SHARRYLAND
Where is
What it is and where it is
Piazza Duomo, Terni's elegant city lounge, is graced by the cathedral of Santa Maria Assunta, the Duomo, to be precise. Its harmonious facade is introduced by a majestic 17th-century portico with balustrade surmounted by statues of St. Valentine and seven other city bishop saints. Inside, a Latin-cross structure features three naves punctuated by pillars and several chapels, including that of the Misericordia, because it features an image of Our Lady of Mercy attributed to Carlo Maratta, one of the most important exponents of seventeenth-century Roman classicism.
Why it is special
The original furnishings of the cathedral dated back to the 1600s, but little remains of those treasures, which disappeared due to Napoleonic dispersions and the bombings of World War II. Precisely these brought to light in certain places the remains of the ancient Romanesque structure, such as a part of the interior façade with rose window and two mullioned windows. One of the survivors is the organ, whose pipes are harnessed in a series of golden branches. Built by Luca Neri in 1647, documents found in the municipal archives attribute its design to none other than Gian Lorenzo Bernini.
Not to be missed
One of the most striking rooms is the crypt, which we can trace back to the 6th century, a time when the holy bishop Anastasius worked in Terni.
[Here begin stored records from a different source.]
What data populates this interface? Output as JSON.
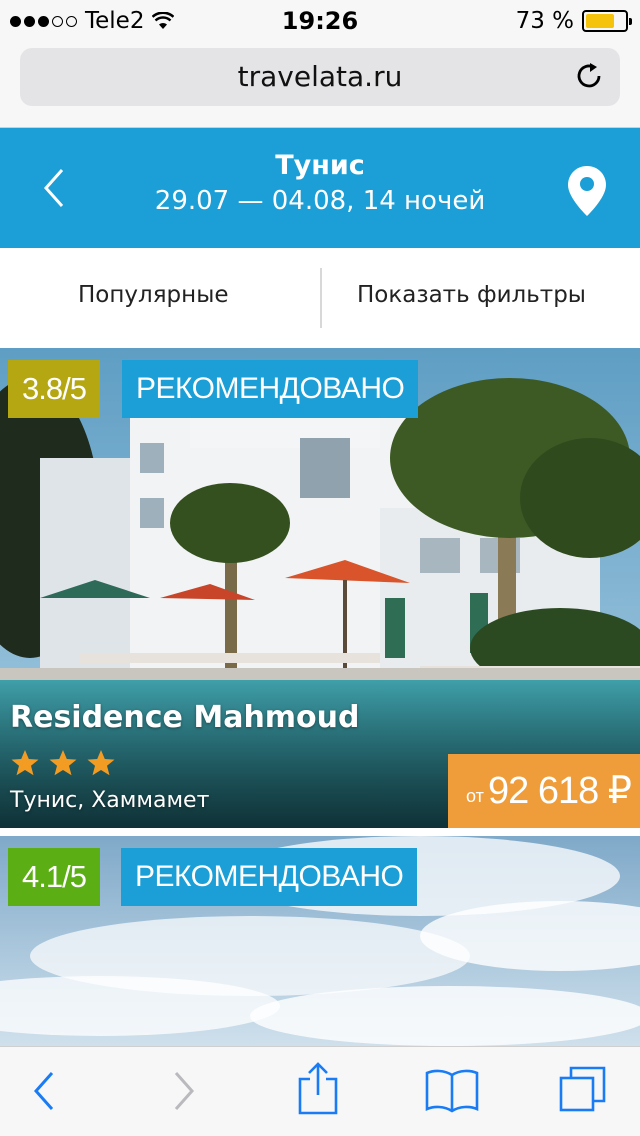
{
  "status": {
    "carrier": "Tele2",
    "time": "19:26",
    "battery_text": "73 %",
    "signal_dots": 5,
    "signal_filled": 3
  },
  "browser": {
    "url": "travelata.ru"
  },
  "header": {
    "title": "Тунис",
    "subtitle": "29.07 — 04.08, 14 ночей"
  },
  "filters": {
    "popular_label": "Популярные",
    "show_filters_label": "Показать фильтры"
  },
  "hotels": [
    {
      "rating": "3.8/5",
      "badge": "РЕКОМЕНДОВАНО",
      "name": "Residence Mahmoud",
      "stars": 3,
      "location": "Тунис, Хаммамет",
      "price_prefix": "от",
      "price": "92 618 ₽"
    },
    {
      "rating": "4.1/5",
      "badge": "РЕКОМЕНДОВАНО"
    }
  ],
  "colors": {
    "brand_blue": "#1b9fd6",
    "rating_olive": "#b5a712",
    "rating_green": "#5cae15",
    "price_orange": "#ef9d3a",
    "star_orange": "#f39c24",
    "ios_blue": "#1a7cf5"
  },
  "icons": {
    "back": "chevron-left-icon",
    "location": "map-pin-icon",
    "reload": "reload-icon",
    "toolbar": [
      "back-icon",
      "forward-icon",
      "share-icon",
      "bookmarks-icon",
      "tabs-icon"
    ]
  }
}
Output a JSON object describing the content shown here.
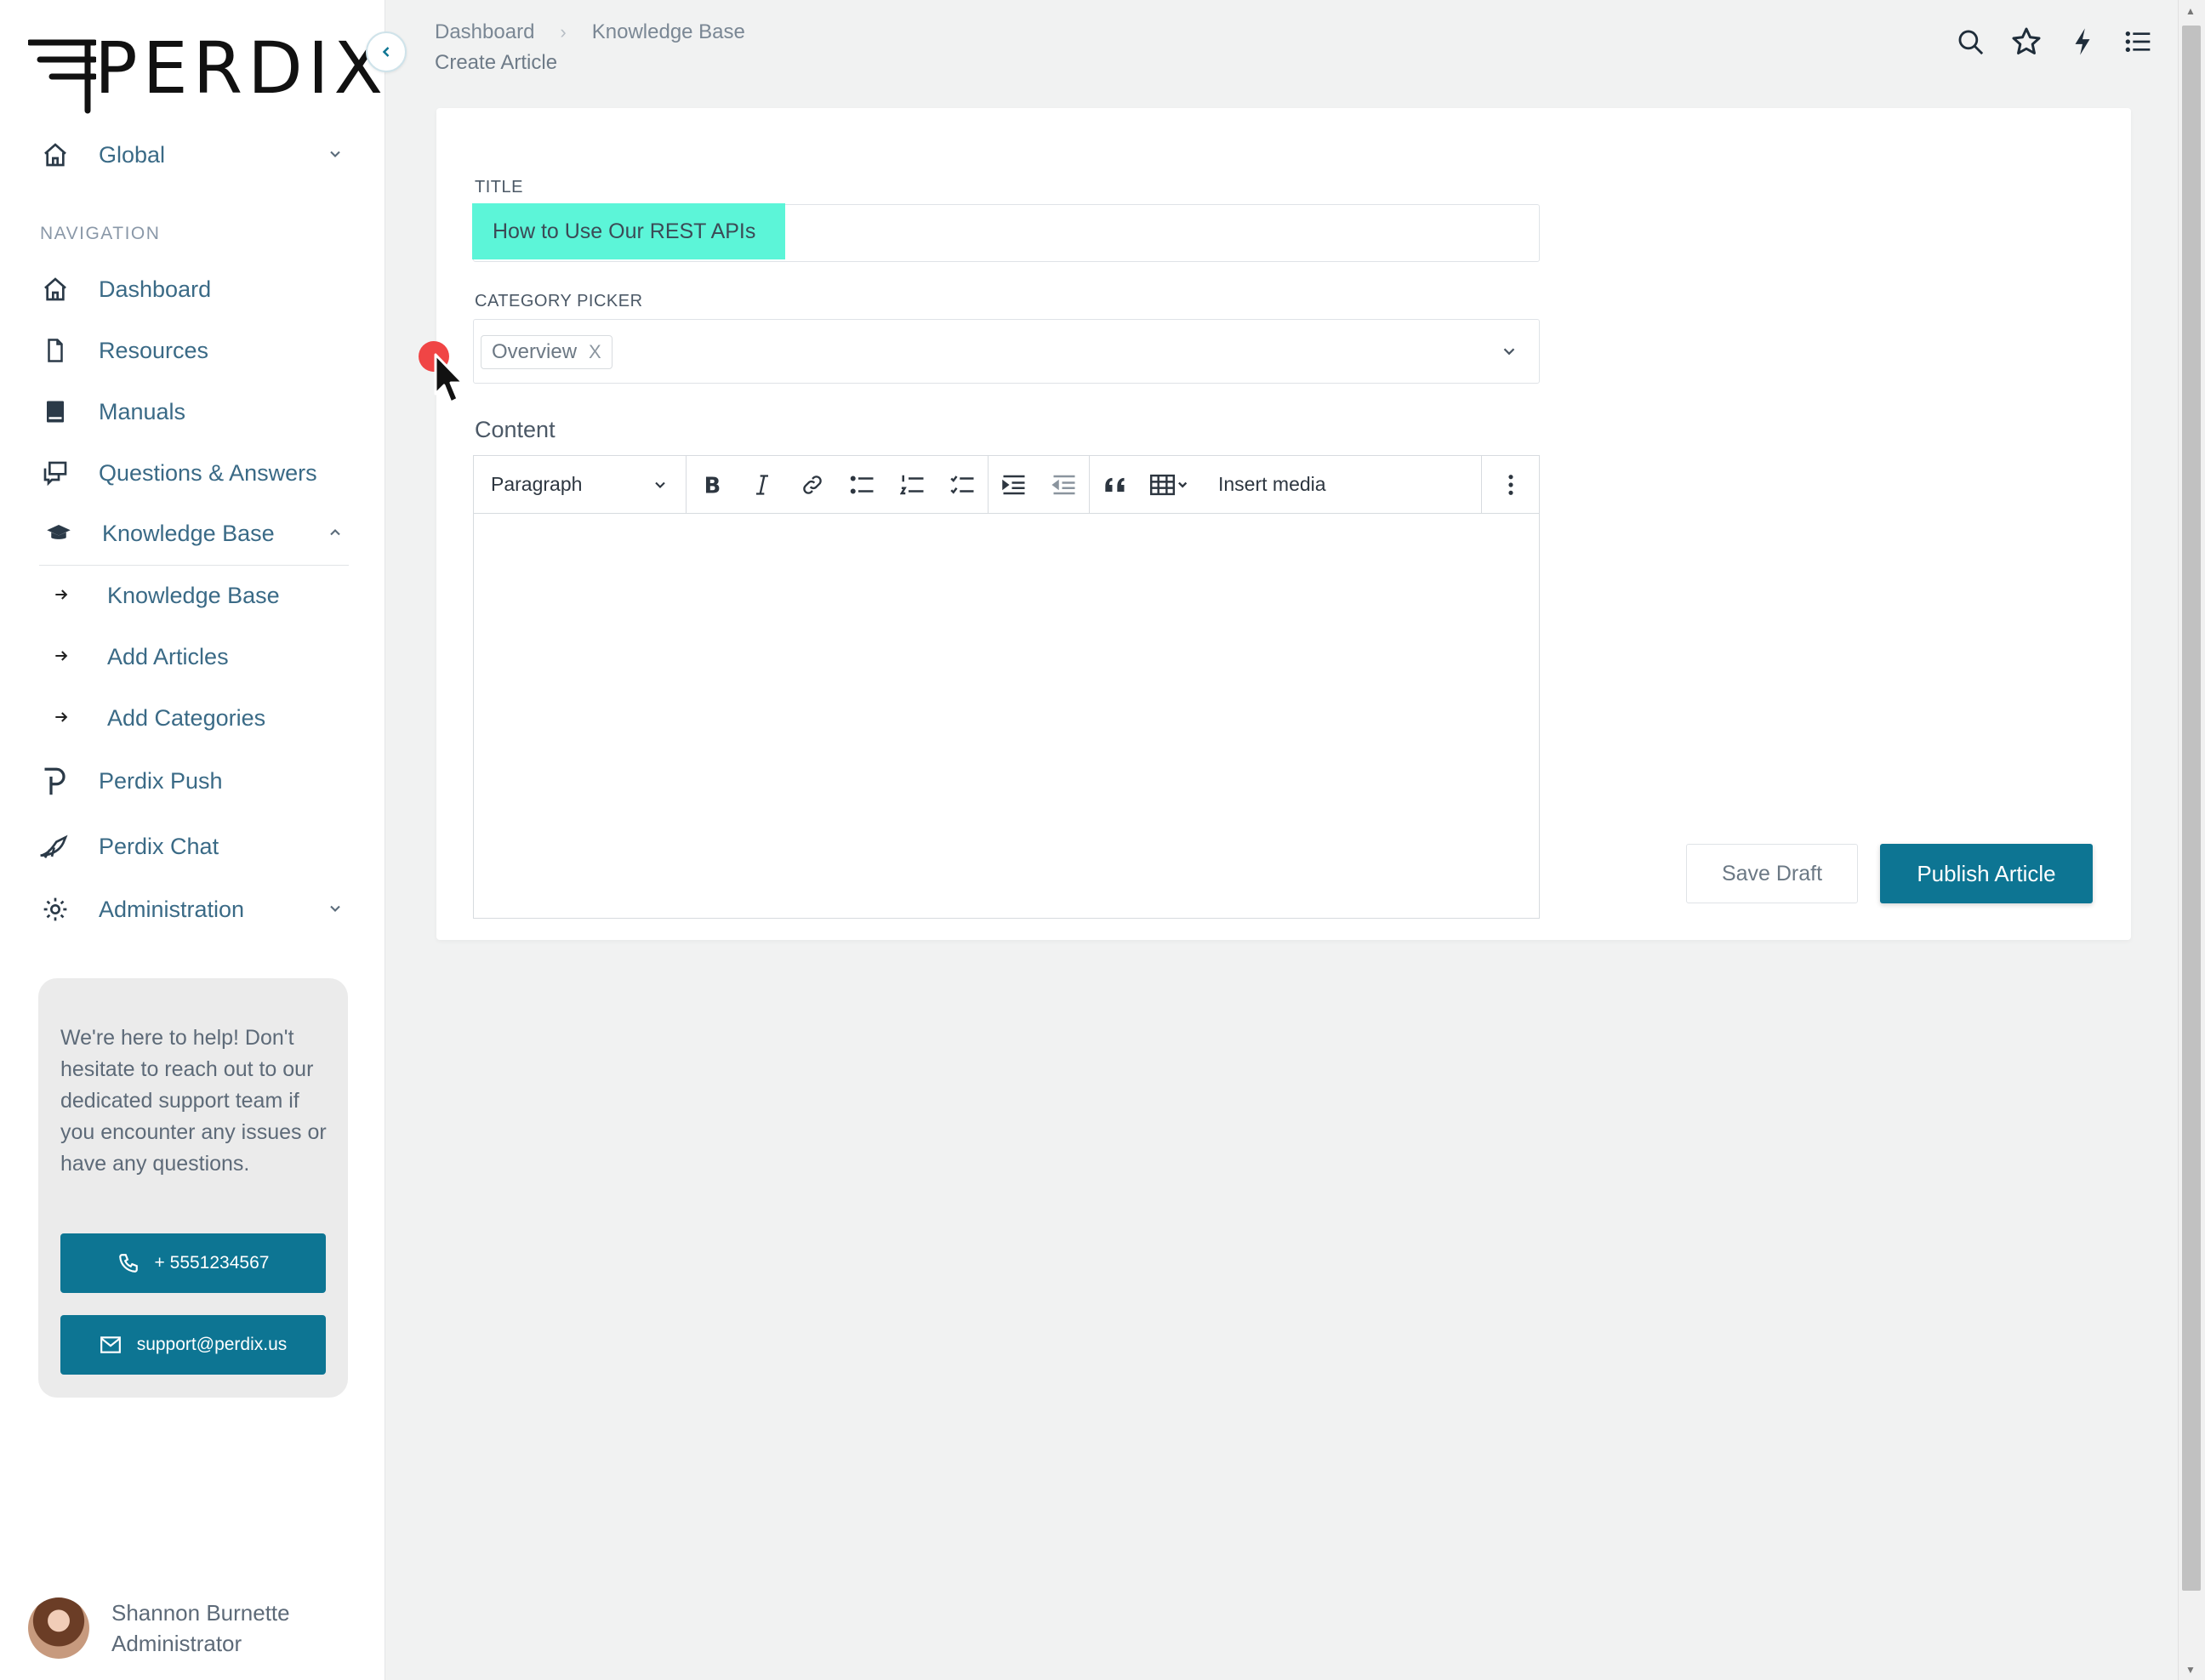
{
  "sidebar": {
    "logo_text": "PERDIX",
    "global": {
      "label": "Global"
    },
    "nav_heading": "NAVIGATION",
    "items": [
      {
        "label": "Dashboard",
        "icon": "home-icon"
      },
      {
        "label": "Resources",
        "icon": "file-icon"
      },
      {
        "label": "Manuals",
        "icon": "book-icon"
      },
      {
        "label": "Questions & Answers",
        "icon": "chat-bubbles-icon"
      },
      {
        "label": "Knowledge Base",
        "icon": "graduation-cap-icon",
        "expanded": true
      },
      {
        "label": "Perdix Push",
        "icon": "perdix-push-icon"
      },
      {
        "label": "Perdix Chat",
        "icon": "bird-icon"
      },
      {
        "label": "Administration",
        "icon": "gear-icon"
      }
    ],
    "kb_sub_items": [
      {
        "label": "Knowledge Base"
      },
      {
        "label": "Add Articles"
      },
      {
        "label": "Add Categories"
      }
    ],
    "help": {
      "text": "We're here to help! Don't hesitate to reach out to our dedicated support team if you encounter any issues or have any questions.",
      "phone": "+ 5551234567",
      "email": "support@perdix.us"
    },
    "user": {
      "name": "Shannon Burnette",
      "role": "Administrator"
    }
  },
  "header": {
    "breadcrumb": [
      "Dashboard",
      "Knowledge Base"
    ],
    "title": "Create Article",
    "icons": [
      "search-icon",
      "star-icon",
      "lightning-icon",
      "list-icon"
    ]
  },
  "form": {
    "title_label": "TITLE",
    "title_value": "How to Use Our REST APIs",
    "category_label": "CATEGORY PICKER",
    "category_chip": "Overview",
    "category_chip_remove": "X",
    "content_label": "Content",
    "toolbar": {
      "paragraph": "Paragraph",
      "insert_media": "Insert media"
    },
    "save_draft": "Save Draft",
    "publish": "Publish Article"
  },
  "colors": {
    "accent": "#0d7593",
    "nav_text": "#3a6a86",
    "highlight": "#5cf5d8"
  }
}
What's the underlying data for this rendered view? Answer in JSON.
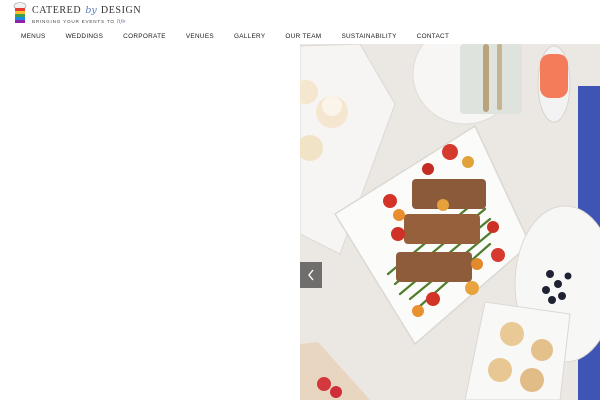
{
  "logo": {
    "name_part1": "CATERED",
    "name_by": "by",
    "name_part2": "DESIGN",
    "tagline": "BRINGING YOUR EVENTS TO",
    "tagline_script": "life"
  },
  "nav": {
    "items": [
      "MENUS",
      "WEDDINGS",
      "CORPORATE",
      "VENUES",
      "GALLERY",
      "OUR TEAM",
      "SUSTAINABILITY",
      "CONTACT"
    ]
  },
  "hero": {
    "prev_icon": "chevron-left-icon",
    "accent_color": "#3f55b5"
  }
}
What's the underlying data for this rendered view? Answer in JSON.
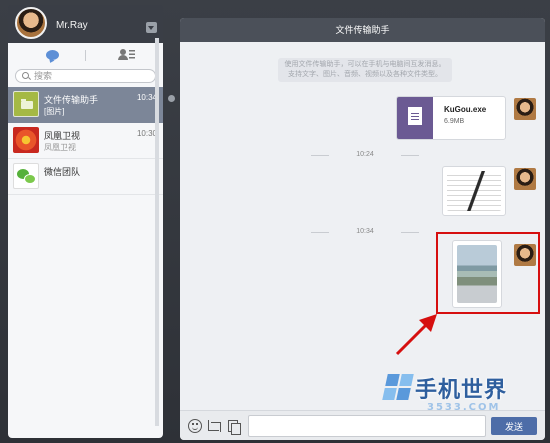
{
  "profile": {
    "name": "Mr.Ray"
  },
  "search": {
    "placeholder": "搜索"
  },
  "contacts": [
    {
      "name": "文件传输助手",
      "preview": "[图片]",
      "time": "10:34"
    },
    {
      "name": "凤凰卫视",
      "preview": "凤凰卫视",
      "time": "10:30"
    },
    {
      "name": "微信团队",
      "preview": "",
      "time": ""
    }
  ],
  "chat": {
    "title": "文件传输助手",
    "notice_line1": "使用文件传输助手，可以在手机与电脑间互发消息。",
    "notice_line2": "支持文字、图片、音频、视频以及各种文件类型。",
    "file_message": {
      "name": "KuGou.exe",
      "size": "6.9MB"
    },
    "time_separators": [
      "10:24",
      "10:34"
    ],
    "send_label": "发送"
  },
  "watermark": {
    "text": "手机世界",
    "sub": "3533.COM"
  },
  "colors": {
    "header": "#4b5059",
    "active_contact": "#7c8698",
    "send_button": "#4d6da8",
    "highlight": "#d60f0f"
  },
  "icons": [
    "avatar",
    "chevron-down-icon",
    "chat-bubble-icon",
    "contacts-icon",
    "search-icon",
    "folder-icon",
    "file-icon",
    "emoji-icon",
    "screenshot-icon",
    "file-send-icon",
    "arrow-icon"
  ]
}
His tomb is preserved here and induces us to think that it was his death that kicked off the millennial life of this place, already demonstrated by the presence -not far away- of the ancient 1st-century Faustian Amphitheater. The structure of the crypt and the presence of apse and windows inside it suggest that in the 11th century the building was not buried and thus constituted the church proper.
A bit of history
According to tradition, what is now the crypt was built on the remains of an ancient Roman building, and at that time it represented the actual church. By the 9th century the first church was so buried that a second Romanesque-style building was built above it. Numerous interventions were carried out over the centuries to adapt the church to changing tastes and needs: in the 15th and 16th centuries substantial enlargement works were carried out, but the layout we can admire today was built in the 17th century. A century later it was the turn of the oriental-style bell tower.
Curiosity
Under the portico we notice a slab, above the small lozenge window to the left of the central portal, engraved with the footprint of a shoe. The interpretation of this strange find, made during restoration work in the early twentieth century, has given rise to outlandish theories. The most credited, though unverified, is related to regulations issued in 1444 to curb the climate of low morality. The size of the heel that women were allowed to wear was engraved on the slab. Within the central tripartition of the footprint, a vertical line eight centimeters long indicates the four toes imposed by the regulations, under penalty of a fine of half a gold ducat.